I have worn White Linen (parfum) for several years now, usually at Thanksgiving. The last time I wore it was for my Dad's funeral. It was just perfect for that day in the foggy northwest to remember him. Now when I wear it, I remember him again, and that sentimental day of course. It's a scent for those who like nostalgic fragrances, starched tablecloths, and feminine touches, but you must love rose fragrances to love this. Some say it goes sour on them. For me this is all about perky green roses; a bit tart, but not sour, softend with iris and a dry woody base.
Smells chemically on my skin. Wouldn't buy it again...
NEUTRAL. I think alot of ladies should be fair to those that love this fragrance because it is indeed a lovely fragrance depending on who is wearing it. It does not match my chemistry and it makes me gag everytime I apply it. However, at least five times I have asked someone what wonderful fragrance she is wearing (sidenote: I love perfume but now I love makeup more), she replied "white linen".
Never liked this fragrance. In a word Awful. So shallow, empty. When I smell it on others which thankfully isn't too often these days...I just KNOW that they know zilch about perfume. You couldn't pay me to wear it.
plain and boring packaging, but its a pretty nice scent, i used it 7 yrs ago when i was in high school =D
My Grandmother always purchased White Linen gift sets for me when she was alive. I did not have the heart to tell her that I disliked the fragrance (yes, I'm a coward, but she was a sensitive person and would have been very disappointed). The aldehydes, amber, and everything in between worked together to give me a headache. Interestingly, from a distance, White Linen can smell good on other people, so I gave it two lippies.
IMHO, Estee Lauder's all time masterpiece. I usually find her fragrances common and predictable, and, since her retirement around 1990, the new fragrances have been pointless, contrived and pure mass-market dribble- but this little gem stands out.
Estee Lauder was suffering critism around 1980 (actually, all her life) for cheapening the very elitist, priveledged world of parfum. All of the grandest houses- Patou, Chanel and Guerlain- left her out of the "club" for being a marketing enterprise with no real artistic vision (sorry to tell it like it is). She was considered to be an American company, not a house- in essence, a tacky wanna-be.

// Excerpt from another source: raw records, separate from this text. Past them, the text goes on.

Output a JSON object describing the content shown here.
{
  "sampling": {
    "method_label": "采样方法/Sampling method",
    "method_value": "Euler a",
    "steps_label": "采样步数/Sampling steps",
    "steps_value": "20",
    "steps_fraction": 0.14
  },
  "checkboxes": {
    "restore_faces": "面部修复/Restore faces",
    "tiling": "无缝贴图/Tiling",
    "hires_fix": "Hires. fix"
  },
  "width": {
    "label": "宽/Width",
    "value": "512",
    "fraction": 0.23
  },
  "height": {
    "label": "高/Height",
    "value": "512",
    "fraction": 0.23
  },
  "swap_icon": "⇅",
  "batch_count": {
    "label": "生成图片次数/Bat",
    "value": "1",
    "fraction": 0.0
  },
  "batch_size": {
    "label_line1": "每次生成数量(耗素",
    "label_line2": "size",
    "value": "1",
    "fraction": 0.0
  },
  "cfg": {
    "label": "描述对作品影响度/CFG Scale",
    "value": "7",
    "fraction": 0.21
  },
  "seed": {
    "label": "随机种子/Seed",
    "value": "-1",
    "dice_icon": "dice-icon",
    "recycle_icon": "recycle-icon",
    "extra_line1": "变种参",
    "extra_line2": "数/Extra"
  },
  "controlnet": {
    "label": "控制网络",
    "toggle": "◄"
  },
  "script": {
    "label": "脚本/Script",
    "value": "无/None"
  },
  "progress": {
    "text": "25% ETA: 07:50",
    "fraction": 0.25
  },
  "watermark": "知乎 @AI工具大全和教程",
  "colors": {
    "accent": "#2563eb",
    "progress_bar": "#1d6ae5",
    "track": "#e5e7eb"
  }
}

White Linen was designed to be her rebuttal- that she could hold her own against the European greats and produce a fragrance of pure integrity and intellect. Did she succeed?
This was a reaction to the heady, floriental fragrances of the day- and although White Linen did not break the trend (coonsider Beautiful and Knowing-she caved in to the trend), but White Linen proved successful and distinct, and put a proverbial notch in he belt.
As you might have guesses, I do not think she (or the company) has come even close since. What a shame, as this treasure really changed my mind about EL altogether.
When I smell White Linen, I think of (RIP) Diorissimo and the endangered dry florals that are being pushed out for the get-rich-quick fragrances that permeate the modern market. Guerlain was sold to LVMH- and the Guerlains are diminishing their role in the company; Patou is now owned by (gasp) Proctor and Gamble, and true to form, they changed JOY-which is, in the world of fragrances, like changing the Mona Lisa. Annick Goutal died. Creed has nothing to do with the original Creed family. Even Chanel has dismissed their in-house perfumers and contract out to make their products more "marketable".
Sad but true, the artists have little place left in the world of fragrances.
And, oh, yeah- I forgot- I like White Linen!!!!!
It smells like baby powder and it is very strong.
I tried this on at a friend's house back in 1982 and immediately fell in love with it. That same day I went out and bought a bottle of White Linen. I've had a bottle of this in my perfume wardrobe ever since. To me, White Linen evokes everything its name implies: it's a crisp, clean, and classic summer floral scent. Best of all, it's very reasonably priced even in department stores.
At first I really liked this scent but as the day wore on I started to get a headache. I now know why. Although this scent had many of the notes I usally love in perfumes. I found out later that it had a bit of amber in the base notes. I always get sick from perfumes that have amber or other resins in them. It now makes perfect sense why at first I liked it enough to shell out the money for it only to be a bit green in the face hours later.......Citrus and aldehydes give an immediate impression of freshness to this floral blend of rose, jasmine, lily of the valley and lilac. The overall scent remains cool despite a woody end note of sandalwood and cedar warmed by hints of honey, benzoin, tonka bean and amber... Don't be fooled like I was by the fresh scent. There is a touch of headache inducing amber in there. If you have a tolerence for amber & resin then this is a really nice fresh perfume.